Kate Sheaffer, a longtime associate who helped bring national attention to the Kettering Foundation’s work, died at a Hospice in Calvary Hospital in New York City Monday, November 3, after a long battle with cancer. She had been a prominent part of the KF family for more than 30 years.
“Kate was an indispensible member of our team who communicated the foundation’s work to key leaders–policymakers, the news media and public relations specialists–in Washington and across the country,” David Mathews, foundation president said. “Her intelligence, savvy, humor, and grace under pressure were admired and valued by all of us who had the privilege to know and work with her.”
Well acquainted in Washington, she worked closely in 1984 with Geraldine Ferraro, the first woman vice presidential candidate representing a major American political party. She later planned trips and other major events for President Bill Clinton and then First Lady Hillary Clinton and President Barack Obama and First Lady Michelle Obama.
Colleagues recalled that she worked quietly and effectively with both Democrats and Republicans. She provided nonpartisan staffing for presidential debates since 1976 and helped prepare Sen. John McCain for the debates in 2008.
For National Issues Forums (NIF), she arranged briefings in the White House, before Congress, at the Department of Education, before Vice President Al Gore’s workgroup on reinventing government, and at the National Press Club.
Secretary of Education Richard Riley, Kentucky Senator Jim Bunning, Georgia Senator Sam Nunn, Connecticut Congressman Christopher Shays, Maryland Congressman Elijah Cummings, Secretary of State Madeline Albright, and journalists David Broder, Charlayne Hunter-Gault, and Dan Balz are just a few of the national figures who were introduced to NIF and the NIF network through Kate’s work.
An associate with Public Agenda, she worked on Health Vote ’82 in Des Moines, Iowa, an early effort in public deliberation. A year later, she worked on School Vote in Philadelphia, a Public Agenda project.
In the 1980s, Kate worked with KF senior associate Bob Kingston and Public Agenda’s board and staff on Public Summit ’88, a national citizen discussion on U.S.-Soviet relations and the nuclear arms race. Under Kate’s leadership, citizens in Baltimore, Nashville, San Antonio, and Seattle participated in public forums weighing four alternative visions for the future of U.S.-Soviet relations. At the end of the project, some 76,000 citizens returned questionnaires giving their insights.
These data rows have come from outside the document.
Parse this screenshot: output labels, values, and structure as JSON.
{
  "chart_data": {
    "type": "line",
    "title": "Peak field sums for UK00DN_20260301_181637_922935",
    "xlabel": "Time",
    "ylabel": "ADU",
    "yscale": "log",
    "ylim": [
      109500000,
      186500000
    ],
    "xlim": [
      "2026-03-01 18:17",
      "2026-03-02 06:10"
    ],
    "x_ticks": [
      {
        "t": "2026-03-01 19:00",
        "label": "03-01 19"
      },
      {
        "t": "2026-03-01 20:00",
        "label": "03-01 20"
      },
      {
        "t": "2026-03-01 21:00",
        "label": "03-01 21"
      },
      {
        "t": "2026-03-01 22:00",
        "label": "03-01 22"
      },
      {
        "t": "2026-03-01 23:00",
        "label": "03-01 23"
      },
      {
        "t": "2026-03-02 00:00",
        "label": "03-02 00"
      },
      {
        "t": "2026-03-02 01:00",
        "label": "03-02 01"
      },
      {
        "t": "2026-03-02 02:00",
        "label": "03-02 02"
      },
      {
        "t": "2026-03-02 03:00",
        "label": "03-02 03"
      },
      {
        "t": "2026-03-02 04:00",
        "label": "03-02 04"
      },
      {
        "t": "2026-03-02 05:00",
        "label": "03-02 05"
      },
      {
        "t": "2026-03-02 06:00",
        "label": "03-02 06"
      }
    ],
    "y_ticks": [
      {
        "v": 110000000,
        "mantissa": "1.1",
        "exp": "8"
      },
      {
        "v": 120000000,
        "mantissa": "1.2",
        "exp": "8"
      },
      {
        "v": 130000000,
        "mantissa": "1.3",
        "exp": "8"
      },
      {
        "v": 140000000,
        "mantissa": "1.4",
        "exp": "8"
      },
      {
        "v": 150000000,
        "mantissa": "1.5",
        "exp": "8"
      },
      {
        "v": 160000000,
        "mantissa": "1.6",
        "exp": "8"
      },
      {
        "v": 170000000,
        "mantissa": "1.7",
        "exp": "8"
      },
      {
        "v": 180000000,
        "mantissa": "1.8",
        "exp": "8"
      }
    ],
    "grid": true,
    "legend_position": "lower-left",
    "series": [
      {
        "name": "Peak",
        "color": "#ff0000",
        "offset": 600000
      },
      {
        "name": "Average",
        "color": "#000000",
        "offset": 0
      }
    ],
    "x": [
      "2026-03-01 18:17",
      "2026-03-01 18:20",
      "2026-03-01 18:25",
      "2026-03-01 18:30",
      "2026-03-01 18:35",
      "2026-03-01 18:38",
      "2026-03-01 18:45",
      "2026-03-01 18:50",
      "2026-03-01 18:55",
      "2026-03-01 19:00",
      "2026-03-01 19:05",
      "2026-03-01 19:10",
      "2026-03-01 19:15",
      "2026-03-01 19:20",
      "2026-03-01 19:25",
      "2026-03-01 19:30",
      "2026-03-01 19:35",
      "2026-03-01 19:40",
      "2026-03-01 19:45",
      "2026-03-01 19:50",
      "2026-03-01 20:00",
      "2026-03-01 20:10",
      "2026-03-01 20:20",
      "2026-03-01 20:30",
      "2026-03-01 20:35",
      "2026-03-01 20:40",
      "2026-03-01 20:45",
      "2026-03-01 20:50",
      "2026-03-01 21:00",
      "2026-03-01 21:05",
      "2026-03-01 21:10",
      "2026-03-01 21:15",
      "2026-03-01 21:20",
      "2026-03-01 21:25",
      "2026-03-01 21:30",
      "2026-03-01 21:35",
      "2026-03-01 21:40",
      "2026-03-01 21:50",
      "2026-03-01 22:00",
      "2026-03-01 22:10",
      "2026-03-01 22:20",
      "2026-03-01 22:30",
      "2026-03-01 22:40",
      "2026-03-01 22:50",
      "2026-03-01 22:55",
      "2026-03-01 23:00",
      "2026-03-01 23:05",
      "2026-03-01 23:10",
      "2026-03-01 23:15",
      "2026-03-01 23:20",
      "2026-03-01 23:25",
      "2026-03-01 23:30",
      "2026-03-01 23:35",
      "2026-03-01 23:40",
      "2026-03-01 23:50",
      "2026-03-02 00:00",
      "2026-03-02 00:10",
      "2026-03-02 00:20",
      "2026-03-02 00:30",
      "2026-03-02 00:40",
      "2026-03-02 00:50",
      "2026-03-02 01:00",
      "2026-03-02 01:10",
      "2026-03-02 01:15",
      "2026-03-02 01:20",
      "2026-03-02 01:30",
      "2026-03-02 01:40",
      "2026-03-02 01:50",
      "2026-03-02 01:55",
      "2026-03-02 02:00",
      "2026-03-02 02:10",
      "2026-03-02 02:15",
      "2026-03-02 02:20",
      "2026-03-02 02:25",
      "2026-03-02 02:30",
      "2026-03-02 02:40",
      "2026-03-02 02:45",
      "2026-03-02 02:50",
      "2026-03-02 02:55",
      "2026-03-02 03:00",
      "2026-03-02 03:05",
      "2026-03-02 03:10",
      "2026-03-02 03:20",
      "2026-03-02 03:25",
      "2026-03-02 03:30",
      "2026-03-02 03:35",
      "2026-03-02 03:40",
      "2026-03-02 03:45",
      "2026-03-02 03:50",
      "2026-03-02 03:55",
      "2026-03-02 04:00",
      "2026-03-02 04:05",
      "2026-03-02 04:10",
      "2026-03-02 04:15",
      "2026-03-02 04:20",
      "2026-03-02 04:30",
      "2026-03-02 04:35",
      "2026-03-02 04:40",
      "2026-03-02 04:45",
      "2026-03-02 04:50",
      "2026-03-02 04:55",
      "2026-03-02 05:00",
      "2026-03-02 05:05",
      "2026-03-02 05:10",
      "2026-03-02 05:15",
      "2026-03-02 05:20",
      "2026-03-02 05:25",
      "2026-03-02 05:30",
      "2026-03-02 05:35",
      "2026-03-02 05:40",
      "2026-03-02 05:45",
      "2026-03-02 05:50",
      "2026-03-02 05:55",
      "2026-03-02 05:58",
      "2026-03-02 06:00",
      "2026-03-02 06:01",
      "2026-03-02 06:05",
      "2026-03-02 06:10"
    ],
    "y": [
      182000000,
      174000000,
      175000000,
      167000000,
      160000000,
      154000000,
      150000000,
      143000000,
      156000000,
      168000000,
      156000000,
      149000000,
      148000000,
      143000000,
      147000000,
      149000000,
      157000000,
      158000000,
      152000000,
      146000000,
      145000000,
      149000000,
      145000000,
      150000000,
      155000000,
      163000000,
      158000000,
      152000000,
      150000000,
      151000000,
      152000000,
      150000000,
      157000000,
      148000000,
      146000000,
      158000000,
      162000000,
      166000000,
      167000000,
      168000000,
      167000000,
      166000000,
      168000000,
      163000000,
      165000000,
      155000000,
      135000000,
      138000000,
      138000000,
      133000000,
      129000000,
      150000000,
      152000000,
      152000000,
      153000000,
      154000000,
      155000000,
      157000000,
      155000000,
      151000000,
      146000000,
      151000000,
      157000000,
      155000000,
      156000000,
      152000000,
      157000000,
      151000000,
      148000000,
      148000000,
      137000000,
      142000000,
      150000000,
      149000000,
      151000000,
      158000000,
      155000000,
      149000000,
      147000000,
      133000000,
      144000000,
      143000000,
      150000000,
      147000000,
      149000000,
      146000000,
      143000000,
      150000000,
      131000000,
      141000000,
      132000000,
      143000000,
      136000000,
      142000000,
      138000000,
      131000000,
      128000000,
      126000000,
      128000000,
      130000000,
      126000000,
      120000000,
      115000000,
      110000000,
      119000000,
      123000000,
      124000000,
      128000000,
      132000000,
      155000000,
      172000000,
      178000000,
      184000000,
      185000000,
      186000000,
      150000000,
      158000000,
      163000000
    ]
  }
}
With the Kettering Foundation, Kate’s finest hour may have been bringing “Citizens and Politics: A View from Main Street America,” a KF report prepared by The Harwood Group, to public attention. Harwood’s research concluded that there was a widespread public reaction against the political system. The reaction was perceived as so autonomous that the public was no longer able to control and direct it.
“Citizens and Politics” was published in June 1991 and served as background for the 1992 presidential election campaigns. Thanks in large part to Kate’s good work, this report may have received more national attention than any other KF publication.
Colleagues noted that Kate loved travel and all things French. KF associate John Doble said Kate “spent a great deal of her time in her beloved Paris, a city she loved more than any place in the world.”
Jean Johnson, senior fellow and special advisor for Public Agenda and longtime friend, recalled Kate as “the supreme professional–knowledgeable, meticulous, patient, and diplomatic. If you were working with Kate, you could be absolutely certain that your project was in good hands. But Kate was also warm, funny, and caring, and she was passionate about making our country a better place.”
Kate came from a large family. She is survived by two sisters: Janine Sheaffer Johnson (Dan) and Chris Sheaffer (Connie Miller), and three brothers: Larry Sheaffer (Ellen), Peter Sheaffer (Karen) and John Sheaffer (Tim Baake).
Those who would like to remember and honor Kate may make contributions in her name to her much-loved and oft-visited Carl Schurz Park on Manhattan’s East River. A lifelong gardener, Kate took great pleasure and found continual solace in the park’s beautiful flowers and elegant river walk. Contributions may be sent to:
The Carl Schurz Conservancy
1483 York Avenue #20523
New York, NY 10075-8819
Phone: 212-459-4455 / Fax: 212-202-3739
Please mark checks sent to the Conservancy: “In Honor of Kate Sheaffer.”